(TMU) – In the strange “new normal” of the coronavirus era, protective face coverings have become a new staple of our daily wardrobe, as essential as underwear and crucial in helping to slow the spread of the COVID-19 pandemic – especially as economies increasingly reopen.
Because of the heightened demand for masks, online marketplaces and retailers are offering myriad options including cotton and neoprene masks, disposable or reusable options, and masks with valves and filters.
And while it has been months since public health bodies issued guidance urging U.S. residents to always wear a cloth face covering in public, it’s become clear that not all masks are created equal – in fact, some masks are useless or worse when it comes to preventing person-to-person transmission of COVID-19.
According to a new study from scientists at Duke University’s School of Medicine comparing 14 types of masks, facial coverings like gaiters, bandanas and knitted masks are among the worst face coverings for preventing the spread of the virus.
Meanwhile, the gold standard for preventing the transmission of respiratory droplets during normal speech remains fitted N95 respirator masks used by health care professionals.
Other good options to help reduce the risk of saliva-related transmission are three-layer surgical masks and cotton masks, either of the homemade sort or those sold by retailers, the Duke physics department found.
For the study, researchers used a simple setup utilizing a laser beam and a cell phone camera that gauged the efficiency of masks by analyzing the spread of respiratory droplets during regular speech. A computer algorithm then counts the droplets in the video recording.
“We use a black box, a laser, and a camera,” study co-author Martin Fischer told CNN. “The laser beam is expanded vertically to form a thin sheet of light, which we shine through slits on the left and right of the box.”
While bandanas might look neat and allow you to flex your gangsta cosplay skills, they are nearly useless in terms of offering protection – and the same goes for that nice knitted mask your grandma made for you.
In the case of neck fleeces or gaiter scarves, which are usually worn by runners and bikers – as well as your favorite Major League Baseball players – not only are these totally ineffective but they actually might boost the spread of respiratory droplets, making gaiters worse than going without a mask entirely, the researchers warned.
This was because the material in fleeces or gaiter masks break larger droplets down into smaller ones. Rather than the droplets falling to the ground, as they would without a mask, the smaller particles of spittle float through the air easier, the scientists said.
“We were extremely surprised to find that the number of particles measured with the fleece actually exceeded the number of particles measured without wearing any mask,” Fischer noted.
“We want to emphasize that we really encourage people to wear masks, but we want them to wear masks that actually work.”
While some have recommended gauging the efficacy of masks through methods such as the “candle test” or the “lighter test,” the simple setup used by Duke is a low-cost, effective testing method.
However, the researchers are not recommending that people unfamiliar with lasers set these tests up at home due to the danger of permanent eye damage. Instead, they hope that companies, museums, and community centers can use the test to show people which masks work best.
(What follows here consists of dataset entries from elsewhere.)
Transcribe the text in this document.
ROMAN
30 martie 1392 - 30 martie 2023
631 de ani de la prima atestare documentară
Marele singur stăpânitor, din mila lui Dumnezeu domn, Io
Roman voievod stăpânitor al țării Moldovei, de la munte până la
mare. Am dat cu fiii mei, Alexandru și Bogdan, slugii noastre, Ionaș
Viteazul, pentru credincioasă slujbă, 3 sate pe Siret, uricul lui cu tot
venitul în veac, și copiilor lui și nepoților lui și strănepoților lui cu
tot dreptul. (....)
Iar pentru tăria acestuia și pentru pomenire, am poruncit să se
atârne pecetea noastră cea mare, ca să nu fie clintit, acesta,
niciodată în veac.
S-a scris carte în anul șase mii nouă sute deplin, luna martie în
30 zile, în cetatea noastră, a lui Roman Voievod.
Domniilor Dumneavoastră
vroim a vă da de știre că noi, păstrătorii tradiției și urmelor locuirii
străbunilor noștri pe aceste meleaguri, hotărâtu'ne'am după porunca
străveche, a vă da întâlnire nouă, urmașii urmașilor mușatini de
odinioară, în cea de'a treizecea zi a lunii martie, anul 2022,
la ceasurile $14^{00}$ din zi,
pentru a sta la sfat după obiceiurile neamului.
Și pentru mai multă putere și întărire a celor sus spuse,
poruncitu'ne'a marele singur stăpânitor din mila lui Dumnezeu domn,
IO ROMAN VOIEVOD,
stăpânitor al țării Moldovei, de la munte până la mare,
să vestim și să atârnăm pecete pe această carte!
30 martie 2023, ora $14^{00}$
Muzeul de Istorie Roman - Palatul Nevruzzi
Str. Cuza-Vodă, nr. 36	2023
“This is a very powerful visual tool to raise awareness that very simple masks, like these homemade cotton masks, do really well to stop the majority of these respiratory droplets,” Fischer said.
The researchers were careful to note, however, that results vary and their test was not a definitive test of the masks themselves.
“Again, we want to note that the mask tests performed here (one speaker for all masks and four speakers for selected masks) should serve only as a demonstration,” they said. “Inter-subject variations are to be expected, for example due to difference in physiology, mask fit, head position, speech pattern, and such.”